Single by Sharleen Spiteri

from the album Melody
- Released: 6 October 2008
- Recorded: London, U.K.
- Genre: Soul
- Length: 3:06
- Label: Mercury, Universal Music
- Songwriter(s): Sharleen Spiteri/Johnny McElhone
- Producer(s): Sharleen Spiteri

Sharleen Spiteri singles chronology
| "All the Times I Cried" (2008) | "Stop, I Don't Love You Anymore" (2008) | "It Was You" (2008) |

= Stop, I Don't Love You Anymore =

"Stop I Don't Love You Anymore" is the second single from Sharleen Spiteri's first solo album Melody. It was slated for release on 29 September 2008 but for unknown reasons this was pushed back to 6 October 2008 as a digital download only single. The song failed to chart in the top 100 UK singles, peaking only at number 107.

==Background==
Speaking in August 2008 to noted UK soul/R&B writer Pete Lewis of the award-winning 'Blues & Soul', Spiteri explained how the song and track first came about: "It was funny, because my daughter inspired me to write that title! She loves music, and we were upstairs singing away when she suddenly started going 'Stop, baby - I don't love you!'! And I was like 'That's IT! Stop, I don't love you anymore!'! You know, as a five-year-old she said in such a simple way exactly what I'd been trying to get across, but hadn't quite managed to come up with. And for the track's actual production, I was inspired by how - with a band like The Supremes - they'd have that big, vast orchestration and then put those beautiful, sweet vocals on top of it."

== Music video ==
The music video premiered on Spiteri's YouTube channel on 1 September 2008.

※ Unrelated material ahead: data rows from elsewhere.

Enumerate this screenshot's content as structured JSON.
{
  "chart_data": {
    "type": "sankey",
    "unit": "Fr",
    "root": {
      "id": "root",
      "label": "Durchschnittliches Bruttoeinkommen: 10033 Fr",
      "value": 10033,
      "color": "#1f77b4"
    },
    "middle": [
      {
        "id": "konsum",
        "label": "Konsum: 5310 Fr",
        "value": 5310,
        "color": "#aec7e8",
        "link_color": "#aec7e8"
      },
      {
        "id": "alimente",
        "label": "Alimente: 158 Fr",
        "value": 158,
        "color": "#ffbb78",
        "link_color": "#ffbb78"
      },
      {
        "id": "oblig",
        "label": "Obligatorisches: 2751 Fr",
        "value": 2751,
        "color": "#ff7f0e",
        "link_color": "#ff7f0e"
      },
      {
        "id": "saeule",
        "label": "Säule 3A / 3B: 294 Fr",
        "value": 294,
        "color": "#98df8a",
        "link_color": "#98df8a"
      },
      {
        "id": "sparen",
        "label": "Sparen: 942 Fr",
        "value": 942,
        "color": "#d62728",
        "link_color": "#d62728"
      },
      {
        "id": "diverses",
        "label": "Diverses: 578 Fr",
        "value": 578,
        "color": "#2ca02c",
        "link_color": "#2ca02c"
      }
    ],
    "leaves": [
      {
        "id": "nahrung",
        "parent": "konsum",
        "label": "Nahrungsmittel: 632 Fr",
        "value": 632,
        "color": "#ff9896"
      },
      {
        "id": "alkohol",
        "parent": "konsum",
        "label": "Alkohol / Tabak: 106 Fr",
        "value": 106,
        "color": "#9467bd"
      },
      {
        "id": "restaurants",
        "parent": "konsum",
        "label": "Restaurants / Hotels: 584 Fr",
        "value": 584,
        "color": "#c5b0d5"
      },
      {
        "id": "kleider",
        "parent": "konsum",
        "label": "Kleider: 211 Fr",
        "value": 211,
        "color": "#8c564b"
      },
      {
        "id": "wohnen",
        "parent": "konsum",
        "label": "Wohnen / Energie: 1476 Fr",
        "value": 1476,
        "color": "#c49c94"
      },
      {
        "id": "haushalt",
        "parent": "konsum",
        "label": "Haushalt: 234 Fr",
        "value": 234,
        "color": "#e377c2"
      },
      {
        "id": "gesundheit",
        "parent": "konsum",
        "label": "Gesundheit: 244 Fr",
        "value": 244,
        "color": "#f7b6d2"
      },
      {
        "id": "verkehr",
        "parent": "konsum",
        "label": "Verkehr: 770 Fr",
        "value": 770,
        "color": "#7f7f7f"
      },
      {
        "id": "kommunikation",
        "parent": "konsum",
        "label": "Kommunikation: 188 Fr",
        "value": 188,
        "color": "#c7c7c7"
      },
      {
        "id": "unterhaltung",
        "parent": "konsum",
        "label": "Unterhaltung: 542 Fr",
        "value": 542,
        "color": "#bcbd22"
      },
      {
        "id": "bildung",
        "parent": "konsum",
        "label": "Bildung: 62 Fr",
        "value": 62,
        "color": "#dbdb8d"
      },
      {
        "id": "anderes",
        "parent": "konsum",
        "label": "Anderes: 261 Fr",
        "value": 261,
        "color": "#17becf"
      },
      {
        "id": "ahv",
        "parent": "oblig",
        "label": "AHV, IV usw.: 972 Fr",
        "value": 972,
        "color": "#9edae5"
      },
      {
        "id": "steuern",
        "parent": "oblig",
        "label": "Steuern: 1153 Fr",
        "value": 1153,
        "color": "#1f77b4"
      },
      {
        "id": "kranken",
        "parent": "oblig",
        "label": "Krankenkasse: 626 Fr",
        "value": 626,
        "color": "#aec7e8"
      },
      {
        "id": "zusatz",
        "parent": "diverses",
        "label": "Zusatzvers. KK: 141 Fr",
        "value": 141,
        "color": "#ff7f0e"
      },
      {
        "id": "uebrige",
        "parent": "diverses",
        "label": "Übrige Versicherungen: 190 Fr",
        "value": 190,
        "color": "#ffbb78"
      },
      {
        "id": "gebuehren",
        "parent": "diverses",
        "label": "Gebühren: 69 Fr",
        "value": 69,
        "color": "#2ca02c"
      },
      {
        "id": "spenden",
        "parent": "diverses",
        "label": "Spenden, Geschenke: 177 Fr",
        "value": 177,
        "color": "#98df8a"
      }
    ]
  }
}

It begins with the title of the single appearing on a TV, then you see that a woman is watching the TV, as the camera pulls close to the TV Spiteri is seen singing. While she is singing, clips of couples are shown. While singing the word Stop, the word also goes across the screen followed by the words I Don't Love You Anymore. This repeats itself through the end of the video.